Erdal; Bir de arka tarafına bak  bakalım, orada neler oluyor dedim,  kendi kendime… Baktım bakmasına da… Eve gelene kadar  1960’lardaki, 1970’lerdeki  anılarımda  dolaştım durdum.
İstasyonun tam arkasında 1960’larda bir Kıraathanesi vardı, Karşıyakalıların Meşhur mu meşhur…  Ünlümü ünlü…  Bir Kıraathanesi idi orası.. Her gün onlarca masada yüzlerce kişi okey oynardı bahçesinde, bir başka köşesinde de briç ve karışık tavlacıların grubu  vardı..  Sanırım çaydan sonra en fazla limonata tüketilirdi, çünkü limonatalar ev yapımı idi.. Bunları çok iyi hatırlıyorum çünkü bir dönem öğretmen arkadaşlarımla ben  de gittim oraya…  “Naci Gülçağ’ın Kıraathanesi”nin  önünde de küçücük bir büfe..  Hafta sonları ben Soma Otorayı ile Kırkağaç’a giderken (Ama ne sallardı o otoray, sarhoş ederdi insanı…) oradan 5 gevrek alır giderdim.  Reşadiye’nin gevreği satılırdı orada,  annem gevrek getirdiğimi görünce pek sevinirdi, her birini 4’e böler sofraya koyardı. “Bunları Erdal Karşıyaka’dan getirmiş” derdi.
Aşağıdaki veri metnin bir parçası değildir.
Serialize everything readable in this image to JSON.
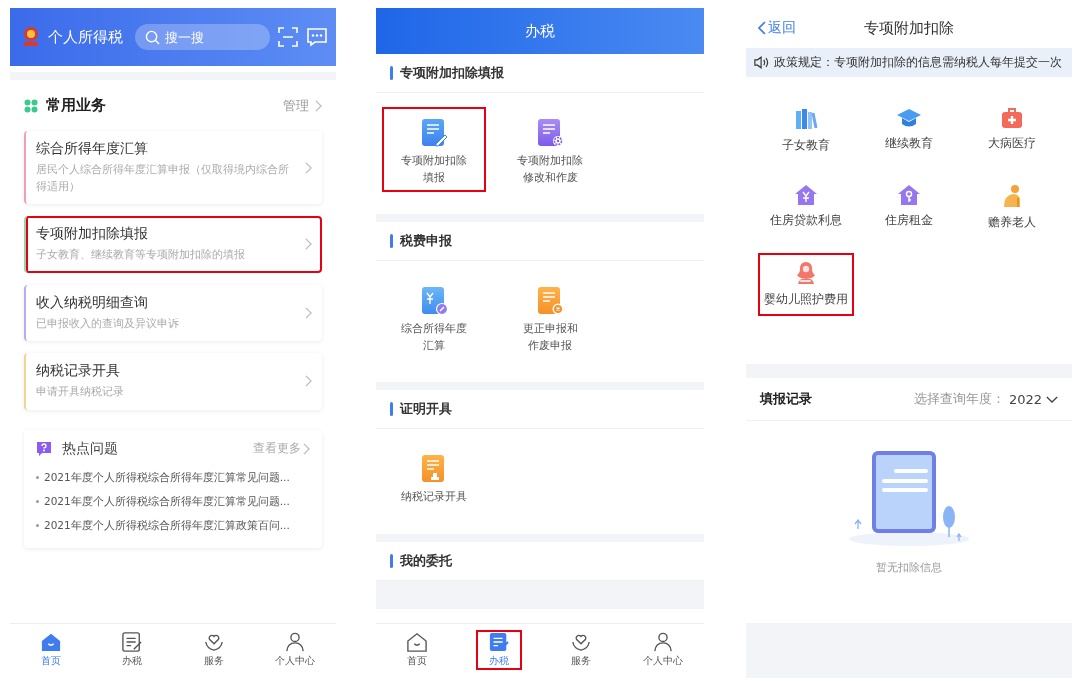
{
  "home": {
    "app_name": "个人所得税",
    "search": {
      "placeholder": "搜一搜"
    },
    "common": {
      "title": "常用业务",
      "manage": "管理"
    },
    "cards": [
      {
        "title": "综合所得年度汇算",
        "subtitle": "居民个人综合所得年度汇算申报（仅取得境内综合所得适用）",
        "color": "#f0a0b4",
        "highlighted": false
      },
      {
        "title": "专项附加扣除填报",
        "subtitle": "子女教育、继续教育等专项附加扣除的填报",
        "color": "#8fd9b0",
        "highlighted": true
      },
      {
        "title": "收入纳税明细查询",
        "subtitle": "已申报收入的查询及异议申诉",
        "color": "#b4aef0",
        "highlighted": false
      },
      {
        "title": "纳税记录开具",
        "subtitle": "申请开具纳税记录",
        "color": "#f5d58e",
        "highlighted": false
      }
    ],
    "hot": {
      "title": "热点问题",
      "more": "查看更多",
      "items": [
        "2021年度个人所得税综合所得年度汇算常见问题...",
        "2021年度个人所得税综合所得年度汇算常见问题...",
        "2021年度个人所得税综合所得年度汇算政策百问..."
      ]
    },
    "tab_bar": [
      {
        "label": "首页",
        "kind": "home",
        "selected": true,
        "highlighted": false
      },
      {
        "label": "办税",
        "kind": "doc",
        "selected": false,
        "highlighted": false
      },
      {
        "label": "服务",
        "kind": "heart",
        "selected": false,
        "highlighted": false
      },
      {
        "label": "个人中心",
        "kind": "person",
        "selected": false,
        "highlighted": false
      }
    ]
  },
  "tax": {
    "title": "办税",
    "sections": [
      {
        "title": "专项附加扣除填报",
        "items": [
          {
            "lines": [
              "专项附加扣除",
              "填报"
            ],
            "kind": "edit",
            "highlighted": true
          },
          {
            "lines": [
              "专项附加扣除",
              "修改和作废"
            ],
            "kind": "settings",
            "highlighted": false
          }
        ]
      },
      {
        "title": "税费申报",
        "items": [
          {
            "lines": [
              "综合所得年度",
              "汇算"
            ],
            "kind": "yuan",
            "highlighted": false
          },
          {
            "lines": [
              "更正申报和",
              "作废申报"
            ],
            "kind": "cancel",
            "highlighted": false
          }
        ]
      },
      {
        "title": "证明开具",
        "items": [
          {
            "lines": [
              "纳税记录开具"
            ],
            "kind": "certificate",
            "highlighted": false
          }
        ]
      },
      {
        "title": "我的委托"
      }
    ],
    "tab_bar": [
      {
        "label": "首页",
        "kind": "home",
        "selected": false,
        "highlighted": false
      },
      {
        "label": "办税",
        "kind": "doc",
        "selected": true,
        "highlighted": true
      },
      {
        "label": "服务",
        "kind": "heart",
        "selected": false,
        "highlighted": false
      },
      {
        "label": "个人中心",
        "kind": "person",
        "selected": false,
        "highlighted": false
      }
    ]
  },
  "deduction": {
    "back": "返回",
    "title": "专项附加扣除",
    "notice": "政策规定：专项附加扣除的信息需纳税人每年提交一次",
    "categories": [
      {
        "label": "子女教育",
        "kind": "books",
        "highlighted": false
      },
      {
        "label": "继续教育",
        "kind": "cap",
        "highlighted": false
      },
      {
        "label": "大病医疗",
        "kind": "medkit",
        "highlighted": false
      },
      {
        "label": "住房贷款利息",
        "kind": "house-yuan",
        "highlighted": false
      },
      {
        "label": "住房租金",
        "kind": "house-key",
        "highlighted": false
      },
      {
        "label": "赡养老人",
        "kind": "elder",
        "highlighted": false
      },
      {
        "label": "婴幼儿照护费用",
        "kind": "mother",
        "highlighted": true
      }
    ],
    "records": {
      "title": "填报记录",
      "year_label": "选择查询年度：",
      "year": "2022",
      "empty_text": "暂无扣除信息"
    }
  }
}
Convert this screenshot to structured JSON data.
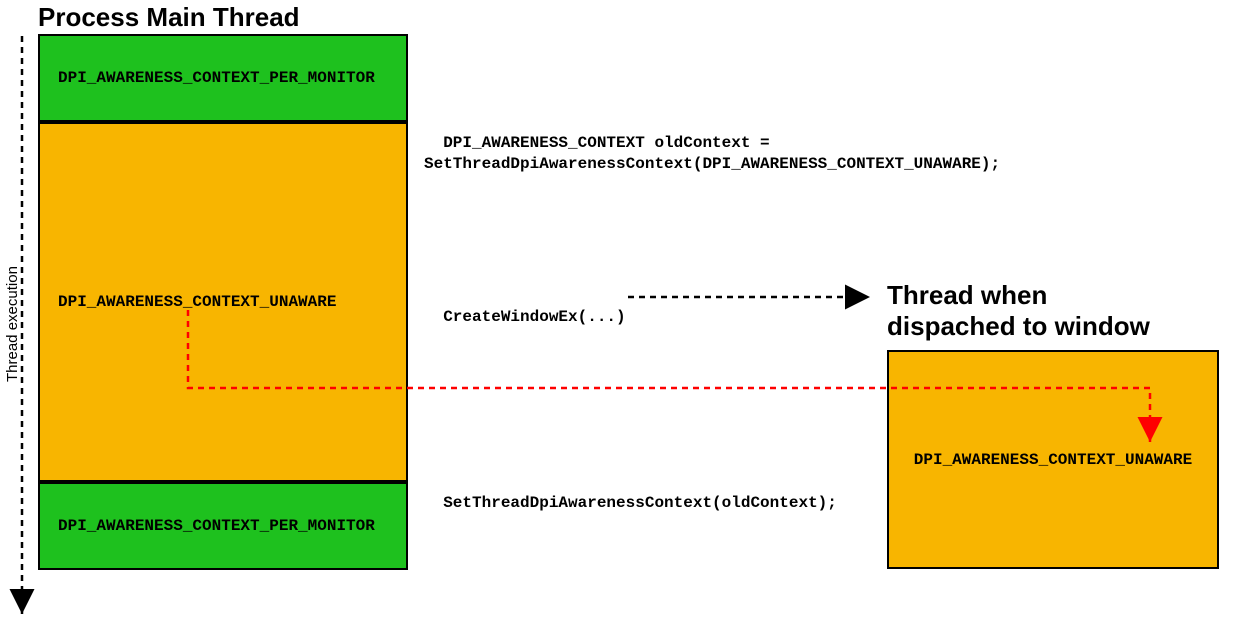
{
  "titles": {
    "main": "Process Main Thread",
    "right": "Thread when\ndispached to window"
  },
  "leftLabel": "Thread execution",
  "boxes": {
    "topGreen": "DPI_AWARENESS_CONTEXT_PER_MONITOR",
    "midOrange": "DPI_AWARENESS_CONTEXT_UNAWARE",
    "botGreen": "DPI_AWARENESS_CONTEXT_PER_MONITOR",
    "rightOrange": "DPI_AWARENESS_CONTEXT_UNAWARE"
  },
  "annotations": {
    "a1": "DPI_AWARENESS_CONTEXT oldContext =\nSetThreadDpiAwarenessContext(DPI_AWARENESS_CONTEXT_UNAWARE);",
    "a2": "CreateWindowEx(...)",
    "a3": "SetThreadDpiAwarenessContext(oldContext);"
  }
}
Benimle övüne, Övüne… Herkes pek sevinirdi… Çünkü o yıllar en küçücük şeylerden mutluluk çıkarılan yıllardı…
Sonra aradan yıllar geçti… 1970’lerin sonunda, Liseden arkadaşım Bergama’lı avukat Fırat Ünver’in yazıhanesinde bir sohbete tanık oldum..  Anlatan; Yıllık iznini bir köyde geçirdiğini, çok mutlu olduğunu, ballandıra ballandıra anlattı vee.. “10 yıl gençleştim” valla diye bitirdi lafını…. Sordum neresi orası diye…
Dikili’nin  Denizköy’ü dedi….
Haziranın  sonlarıydı okullar da kapanmıştı…  5 yıldır yaz tatilini Alanya’da pansiyonlarda geçiriyorduk.. Ama bir yandan da sıcaktan  şikayet ediyorduk… Ertesi gün sabahleyin erkenden Soğukkuyu’da Arap’ın kahvesinin önündeydik… Ve, Dikili otobüsünü bekliyorduk…  Öylesine heyecanlıydık ki; Tatile değil, sanki biz de 10 yıl gençleşmeye gidiyorduk…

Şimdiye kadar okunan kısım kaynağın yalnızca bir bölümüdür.